The PhoP-PhoQ two-component system is essential for virulence in Salmonella typhimurium. This system controls expression of some 40 different proteins, yet most PhoP-regulated genes remain unknown. To identify PhoP-regulated genes, we isolated a library of 50,000 independent lac gene transcriptional fusion strains and investigated whether production of beta-galactosidase was regulated by PhoP. We recovered 47 lac gene fusions that were activated and 7 that were repressed when PhoP was expressed.

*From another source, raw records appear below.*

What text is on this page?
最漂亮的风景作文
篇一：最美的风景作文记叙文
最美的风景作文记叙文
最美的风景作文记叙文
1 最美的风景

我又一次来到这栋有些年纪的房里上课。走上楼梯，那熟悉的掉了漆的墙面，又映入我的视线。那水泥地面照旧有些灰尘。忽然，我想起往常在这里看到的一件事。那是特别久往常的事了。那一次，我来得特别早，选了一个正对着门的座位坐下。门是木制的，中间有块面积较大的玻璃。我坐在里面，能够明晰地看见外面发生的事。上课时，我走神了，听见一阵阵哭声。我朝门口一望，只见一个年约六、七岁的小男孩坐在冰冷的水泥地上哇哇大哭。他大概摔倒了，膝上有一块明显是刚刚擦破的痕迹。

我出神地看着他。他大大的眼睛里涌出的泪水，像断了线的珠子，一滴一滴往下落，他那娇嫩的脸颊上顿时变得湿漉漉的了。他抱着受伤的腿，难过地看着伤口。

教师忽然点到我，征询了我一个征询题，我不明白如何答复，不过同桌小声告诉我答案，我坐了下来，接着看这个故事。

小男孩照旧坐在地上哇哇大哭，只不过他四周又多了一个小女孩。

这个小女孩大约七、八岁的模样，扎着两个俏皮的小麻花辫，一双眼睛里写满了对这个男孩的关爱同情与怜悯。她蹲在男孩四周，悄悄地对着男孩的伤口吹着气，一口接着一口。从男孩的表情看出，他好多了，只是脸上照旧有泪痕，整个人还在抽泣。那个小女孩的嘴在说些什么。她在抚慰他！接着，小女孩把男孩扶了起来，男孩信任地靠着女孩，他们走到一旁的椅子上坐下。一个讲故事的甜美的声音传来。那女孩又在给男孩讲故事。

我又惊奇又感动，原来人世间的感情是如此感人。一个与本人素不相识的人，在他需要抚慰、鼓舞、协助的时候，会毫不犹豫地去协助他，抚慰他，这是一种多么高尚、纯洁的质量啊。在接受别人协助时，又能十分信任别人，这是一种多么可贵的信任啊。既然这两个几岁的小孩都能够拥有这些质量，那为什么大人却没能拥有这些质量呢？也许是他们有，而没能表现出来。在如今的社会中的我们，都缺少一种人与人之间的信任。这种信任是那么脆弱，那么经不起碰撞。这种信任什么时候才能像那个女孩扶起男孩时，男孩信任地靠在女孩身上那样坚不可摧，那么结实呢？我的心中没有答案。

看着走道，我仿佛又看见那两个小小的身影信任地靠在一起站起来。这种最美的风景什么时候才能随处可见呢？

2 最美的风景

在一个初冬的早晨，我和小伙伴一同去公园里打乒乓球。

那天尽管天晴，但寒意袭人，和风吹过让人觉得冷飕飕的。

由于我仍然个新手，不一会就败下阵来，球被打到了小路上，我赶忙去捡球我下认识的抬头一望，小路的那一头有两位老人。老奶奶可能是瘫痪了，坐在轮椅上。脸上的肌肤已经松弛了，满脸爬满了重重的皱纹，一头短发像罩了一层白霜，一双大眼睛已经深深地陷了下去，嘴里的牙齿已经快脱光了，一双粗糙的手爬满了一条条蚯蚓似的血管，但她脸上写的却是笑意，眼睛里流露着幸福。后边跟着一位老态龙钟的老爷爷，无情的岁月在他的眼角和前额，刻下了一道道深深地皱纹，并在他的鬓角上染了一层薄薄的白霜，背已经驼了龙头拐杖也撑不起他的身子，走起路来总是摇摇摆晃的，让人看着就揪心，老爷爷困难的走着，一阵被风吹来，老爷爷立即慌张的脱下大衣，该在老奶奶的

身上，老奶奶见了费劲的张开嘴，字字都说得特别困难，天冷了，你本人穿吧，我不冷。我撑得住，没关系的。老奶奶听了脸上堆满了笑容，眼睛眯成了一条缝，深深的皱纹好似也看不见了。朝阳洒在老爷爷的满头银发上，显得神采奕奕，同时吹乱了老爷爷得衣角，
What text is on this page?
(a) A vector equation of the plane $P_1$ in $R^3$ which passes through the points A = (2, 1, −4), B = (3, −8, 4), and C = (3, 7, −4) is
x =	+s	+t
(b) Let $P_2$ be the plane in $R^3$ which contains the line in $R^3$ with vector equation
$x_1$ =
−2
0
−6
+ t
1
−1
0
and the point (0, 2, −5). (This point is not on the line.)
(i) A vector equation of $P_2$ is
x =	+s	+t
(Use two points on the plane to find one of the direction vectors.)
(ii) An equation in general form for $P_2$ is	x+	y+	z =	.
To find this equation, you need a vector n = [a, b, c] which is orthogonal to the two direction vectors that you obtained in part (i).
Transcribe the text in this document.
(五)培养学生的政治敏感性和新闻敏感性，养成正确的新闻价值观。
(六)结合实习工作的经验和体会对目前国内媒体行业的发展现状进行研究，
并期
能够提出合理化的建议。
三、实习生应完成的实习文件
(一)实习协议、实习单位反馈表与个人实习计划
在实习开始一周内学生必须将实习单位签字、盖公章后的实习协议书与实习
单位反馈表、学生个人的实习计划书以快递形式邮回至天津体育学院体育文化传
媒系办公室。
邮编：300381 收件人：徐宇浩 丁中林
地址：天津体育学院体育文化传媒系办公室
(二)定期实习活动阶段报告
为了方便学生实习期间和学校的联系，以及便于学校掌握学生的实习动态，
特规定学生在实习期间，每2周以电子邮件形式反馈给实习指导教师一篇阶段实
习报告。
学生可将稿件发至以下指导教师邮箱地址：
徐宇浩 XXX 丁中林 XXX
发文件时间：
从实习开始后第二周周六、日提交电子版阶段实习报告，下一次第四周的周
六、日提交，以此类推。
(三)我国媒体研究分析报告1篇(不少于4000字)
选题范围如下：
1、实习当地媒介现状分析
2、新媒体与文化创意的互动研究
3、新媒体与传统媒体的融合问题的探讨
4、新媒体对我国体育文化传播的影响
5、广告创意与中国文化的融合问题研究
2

Analysis of 40 such fusions defined some 30 loci, including mgtA and mgtCB, which encode two of the three Mg2+ uptake systems of S. typhimurium; ugd, encoding UDP-glucose dehydrogenase; phoP, indicative that the phoPQ operon is autoregulated; and an open reading frame encoding a protein with sequence similarity to VanX, a dipeptidase required for resistance to vancomycin. Transcription of PhoP-activated genes was regulated by the levels of Mg2+ in a PhoP-dependent manner. Strains with mutations in phoP or phoQ were defective for growth in low-Mg2+ media. The mgtA and mgtCB mutants reached lower optical densities than the wild-type strain in low-Mg2+ liquid media but displayed normal growth on low-Mg2+ solid media. Six PhoP-activated genes were identified as essential to form colonies on low-Mg'+ solid media. Cumulatively, our experiments establish that the PhoP-PhoQ system governs the adaptation to magnesium-limiting environments.